Dr. Sinclair graduated from the University of Toronto, Ontario Veterinary College (DVM and VS) in 1958, where continued studies led to a masters of science in agriculture in 1960. Dr. Sinclair completed a PhD in physiology at Queen's University in 1963, followed by a Meres Senior Scholarship in Medical Research at St. John’s College, Cambridge University from 1963 – 1965. He then joined the faculty at Queen’s University in 1966 as a Markle Scholar in Academic Medicine.
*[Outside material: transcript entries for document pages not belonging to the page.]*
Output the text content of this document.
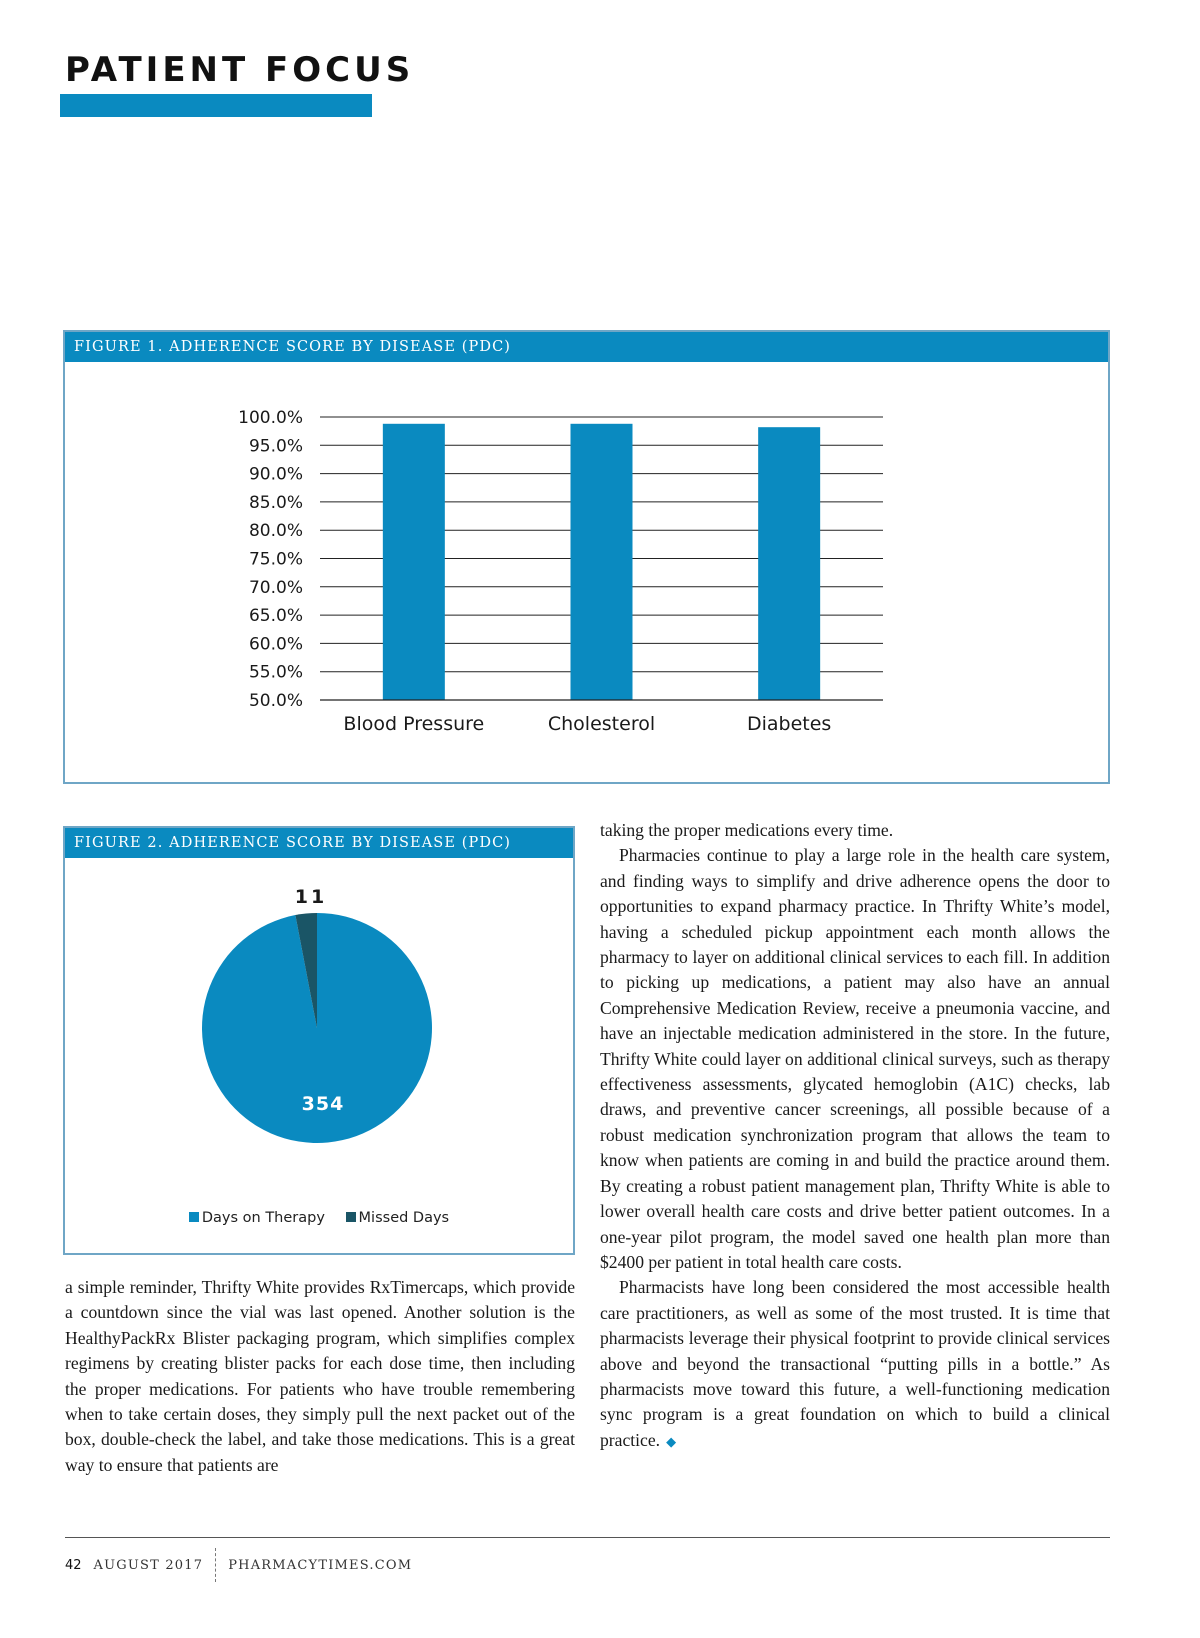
PATIENT FOCUS
FIGURE 1. ADHERENCE SCORE BY DISEASE (PDC)
50.0%
55.0%
60.0%
65.0%
70.0%
75.0%
80.0%
85.0%
90.0%
95.0%
100.0%
Blood Pressure	Cholesterol	Diabetes
FIGURE 2. ADHERENCE SCORE BY DISEASE (PDC)
354
11
Days on Therapy Missed Days

a simple reminder, Thrifty White provides RxTimercaps, which provide a countdown since the vial was last opened. Another solution is the HealthyPackRx Blister packaging program, which simplifies complex regimens by creating blister packs for each dose time, then including the proper medications. For patients who have trouble remembering when to take certain doses, they simply pull the next packet out of the box, double-check the label, and take those medications. This is a great way to ensure that patients are

taking the proper medications every time.

Pharmacies continue to play a large role in the health care system, and finding ways to simplify and drive adherence opens the door to opportunities to expand pharmacy practice. In Thrifty White’s model, having a scheduled pickup appointment each month allows the pharmacy to layer on additional clinical services to each fill. In addition to picking up medications, a patient may also have an annual Comprehensive Medication Review, receive a pneumonia vaccine, and have an injectable medication administered in the store. In the future, Thrifty White could layer on additional clinical surveys, such as therapy effectiveness assessments, glycated hemoglobin (A1C) checks, lab draws, and preventive cancer screenings, all possible because of a robust medication synchronization program that allows the team to know when patients are coming in and build the practice around them. By creating a robust patient management plan, Thrifty White is able to lower overall health care costs and drive better patient outcomes. In a one-year pilot program, the model saved one health plan more than $2400 per patient in total health care costs.

Pharmacists have long been considered the most accessible health care practitioners, as well as some of the most trusted. It is time that pharmacists leverage their physical footprint to provide clinical services above and beyond the transactional “putting pills in a bottle.” As pharmacists move toward this future, a well-functioning medication sync program is a great foundation on which to build a clinical practice. ◆

42 AUGUST 2017 PHARMACYTIMES.COM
After serving as Dean of Arts and Science from 1974 - 1983, Dr. Sinclair was then appointed to three vice principalships ‐ institutional relations, services, and health sciences. The latter appointment included a second deanship leading the faculty of medicine. As dean he redefined regional health care education, expanding and strengthening ties with partner hospitals.  In 1989, he received an Honorary Fellowship in the Royal College of Physicians and Surgeons of Canada in recognition of his contributions to medical scholarship and education. 

Dr. Sinclair’s astute and pragmatic leadership was called upon in health care reform. He led the governance subcommittee of the Steering Committee for Review of the Public Hospitals Act in Ontario and achieved national recognition as a member of the National Forum on Health. As chair of the Health Services Restructuring Commission (HSRC) of Ontario (1996‐2000), his rational, courageous and diplomatic leadership led to a re‐defined health system in Ontario. This restructuring of hospitals and new alignment of health care institutions was necessary, but the environment was challenging. Planning principles and recommendations based upon the HSRC blueprint remain contemporary, with recent commissions echoing the call for similar implementation. 

Dr. Sinclair was founding chair and acting CEO of Canada Health Infoway/Inforoute Santé du Canada, an organization designed to foster the development of a national capacity for health information management. He continues contributions to scholarship, teaching and policy development as a Fellow of the School of Policy Studies of Queen’s University.